PENSACOLA, Fla. -- Millionaire oilman David Ashton Robinson, whose efforts to avenge the mysterious death of his only daughter bought him tragedy and was the source of a best-selling book, died last week at 87.
Robinson died Thursday of undisclosed causes at Sacred Heart Hospital, a spokeswoman said. He had been at the hospital for about two weeks.
Skip Trahan, funeral director at Harper-Morris Memorial Chapel, said funeral services were set for 3 p.m. Saturday at the chapel, with burial to follow at Bayview Memorial Park.
Sacred Heart officials said Robinson, whose story was detailed in the best-seller 'Blood and Money' by the late Thomas Thompson, had lived the last several years in Pensacola.
Robinson made millions in the oil business, but his life remained essentially private until his adopted daughter died mysteriously in 1969 and her husband was shot to death in 1972.
The glamour surrounding Robinson's socialite horsewoman daughter, Joan, and her third husband, society plastic surgeon John Hill; her still unexplained death; the violence of Hill's death and their son's suspicions that Hill was killed for revenge, knitted a story made for Hollywood.
Author Tommy Thompson turned it into the best seller, 'Blood and Money.' Thompson sold the story to New York producer David Merrick who planned a television serial. Robinson filed a $20 million slander suit against Thompson and his publishers.
The tangled drama began unfolding in mid-March 1969, when Joan suddenly became ill. She was 38, blonde, beautiful, rich, unhappily married -- and previously healthy and active, a championship horsewoman.
Her father thought she had the flu. But after treatment at home by her husband, her condition worsened and she was rushed to a hospital. She died 15 hours after arrival.
Joan was embalmed before an autopsy could be conducted, complicating the search for the cause of death. Repeated examinations, including exhumation of her body five months after death, left her illness unexplained beyond a finding of 'massive infection' from an undiscovered source.
Robinson blamed Hill. The surgeon's 9-year marriage to Joan had been troubled near the end of her life.
Robinson -- quoted as vowing, 'I'm gonna nail him to the wall' - pressed for prosecution.
Two grand juries decided against an indictment.
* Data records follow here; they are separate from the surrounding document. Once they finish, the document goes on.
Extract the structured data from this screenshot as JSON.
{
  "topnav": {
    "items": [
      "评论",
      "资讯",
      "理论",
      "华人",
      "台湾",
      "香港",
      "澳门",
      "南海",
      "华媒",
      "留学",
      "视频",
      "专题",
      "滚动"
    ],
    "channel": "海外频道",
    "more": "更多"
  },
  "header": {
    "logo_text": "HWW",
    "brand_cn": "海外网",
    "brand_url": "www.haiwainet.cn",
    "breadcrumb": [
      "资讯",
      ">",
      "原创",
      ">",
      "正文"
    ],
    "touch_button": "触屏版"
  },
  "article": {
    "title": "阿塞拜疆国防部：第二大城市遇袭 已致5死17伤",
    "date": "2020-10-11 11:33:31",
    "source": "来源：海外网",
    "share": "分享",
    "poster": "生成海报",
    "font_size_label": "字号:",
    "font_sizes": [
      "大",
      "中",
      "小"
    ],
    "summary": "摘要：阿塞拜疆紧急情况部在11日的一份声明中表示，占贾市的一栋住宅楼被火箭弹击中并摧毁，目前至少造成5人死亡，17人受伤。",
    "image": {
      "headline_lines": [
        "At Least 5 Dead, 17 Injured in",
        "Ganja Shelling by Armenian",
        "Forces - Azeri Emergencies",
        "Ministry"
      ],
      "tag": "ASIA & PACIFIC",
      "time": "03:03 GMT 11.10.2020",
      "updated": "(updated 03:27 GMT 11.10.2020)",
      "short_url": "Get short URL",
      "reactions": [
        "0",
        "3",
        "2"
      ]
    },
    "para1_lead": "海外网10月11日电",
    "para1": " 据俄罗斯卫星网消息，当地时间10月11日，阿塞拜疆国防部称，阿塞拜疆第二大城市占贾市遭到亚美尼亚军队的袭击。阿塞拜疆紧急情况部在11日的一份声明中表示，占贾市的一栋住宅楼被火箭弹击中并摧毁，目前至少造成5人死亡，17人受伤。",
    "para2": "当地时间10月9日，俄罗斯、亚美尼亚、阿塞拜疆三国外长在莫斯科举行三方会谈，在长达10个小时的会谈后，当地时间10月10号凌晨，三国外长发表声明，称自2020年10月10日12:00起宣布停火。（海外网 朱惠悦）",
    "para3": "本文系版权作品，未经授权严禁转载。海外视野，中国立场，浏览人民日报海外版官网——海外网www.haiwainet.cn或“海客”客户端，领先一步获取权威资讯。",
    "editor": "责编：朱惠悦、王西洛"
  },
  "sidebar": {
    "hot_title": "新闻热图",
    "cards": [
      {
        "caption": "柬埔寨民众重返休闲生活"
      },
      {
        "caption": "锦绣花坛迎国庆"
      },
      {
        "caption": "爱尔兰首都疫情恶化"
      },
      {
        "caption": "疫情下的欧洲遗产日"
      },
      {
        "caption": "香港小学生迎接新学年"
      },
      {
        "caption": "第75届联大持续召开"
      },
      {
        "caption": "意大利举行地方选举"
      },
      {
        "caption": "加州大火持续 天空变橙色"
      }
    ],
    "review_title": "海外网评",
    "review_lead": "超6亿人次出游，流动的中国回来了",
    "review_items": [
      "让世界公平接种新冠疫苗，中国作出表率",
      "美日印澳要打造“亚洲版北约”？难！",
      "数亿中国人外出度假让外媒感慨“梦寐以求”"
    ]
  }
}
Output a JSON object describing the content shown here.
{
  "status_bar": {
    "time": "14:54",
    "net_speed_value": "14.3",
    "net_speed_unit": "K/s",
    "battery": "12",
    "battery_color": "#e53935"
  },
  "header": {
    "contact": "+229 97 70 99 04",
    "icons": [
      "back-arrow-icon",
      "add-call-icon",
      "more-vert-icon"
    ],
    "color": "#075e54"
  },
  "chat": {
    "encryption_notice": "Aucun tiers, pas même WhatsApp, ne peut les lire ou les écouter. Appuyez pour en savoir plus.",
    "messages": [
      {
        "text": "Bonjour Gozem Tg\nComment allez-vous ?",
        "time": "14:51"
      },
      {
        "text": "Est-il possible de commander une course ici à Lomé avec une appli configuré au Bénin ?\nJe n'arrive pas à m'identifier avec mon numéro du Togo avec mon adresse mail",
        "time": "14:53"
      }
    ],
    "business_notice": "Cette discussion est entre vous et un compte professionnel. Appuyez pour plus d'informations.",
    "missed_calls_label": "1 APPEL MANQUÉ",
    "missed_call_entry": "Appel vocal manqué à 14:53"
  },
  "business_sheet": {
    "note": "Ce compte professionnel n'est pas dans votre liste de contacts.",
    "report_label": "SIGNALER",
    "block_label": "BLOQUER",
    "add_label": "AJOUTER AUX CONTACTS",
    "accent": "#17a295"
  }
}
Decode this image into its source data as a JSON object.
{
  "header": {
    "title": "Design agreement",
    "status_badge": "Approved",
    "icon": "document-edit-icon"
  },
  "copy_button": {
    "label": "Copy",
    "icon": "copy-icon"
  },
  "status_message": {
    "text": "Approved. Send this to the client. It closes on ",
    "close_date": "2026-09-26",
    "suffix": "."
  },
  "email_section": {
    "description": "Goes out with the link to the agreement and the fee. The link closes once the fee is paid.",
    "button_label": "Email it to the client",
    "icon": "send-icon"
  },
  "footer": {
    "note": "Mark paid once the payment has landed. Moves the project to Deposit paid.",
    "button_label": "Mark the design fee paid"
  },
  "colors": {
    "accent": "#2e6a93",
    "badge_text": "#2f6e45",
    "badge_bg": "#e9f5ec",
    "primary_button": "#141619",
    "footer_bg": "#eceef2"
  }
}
A third responded to Robinson's push for indictment in May 1970 by charging Hill with murder by neglect.
Hill, who remarried two months after his wife's funeral, hired defense attorney Richard 'Racehorse' Haynes. The first trial ended in February 1971 with a deadlocked jury.
Hill, 41, was awaiting retrial when he was shot to death by an intruder at his River Oaks mansion in September 1972.
The killer had forced his way into Hill's home, tied up his 8-year-old son, Robert, and his elderly mother, Myra, and announced a 'robbery.' He waited until Hill arrived, shot him three times with a .38-caliber pistol, perfunctorily took his wallet and fled.
Hill's third wife -- his remarriage so soon after the funeral ended in divorce nine months later -- and his son eventually sued Robinson for $7.6 million in a wrongful death action charging the old man masterminded the killing.
Robinson was never prosecuted and always protested his innocence while insisting his son-in-law was responsible for his daughter's death.
Police charged a petty criminal, Bobby Wayne Vandiver, with the killing, but he was shot to death by police in May 1974 before his involvement in the case could be detailed.
Robinson had been a loving grandfather to the boy he called 'Boot.' But the boy began avoiding him after the family tragedy began unfolding.
'My father didn't kill my mother,' Hill told an interviewer 10 years later. 'I'd bet my life on it. That's what Ash might have thought, but he was wrong.
'Ash gives lots of people the impression he's a charming old man, a grandfather who loves his grandson. Well, I'm wise to that image. If I saw him face to face ... I'd probably say something like, 'Why'd you kill my father? Why'd you ruin our lives?''
The lawsuit ended in his favor and Robinson and his wife, Rhea, receded from public view.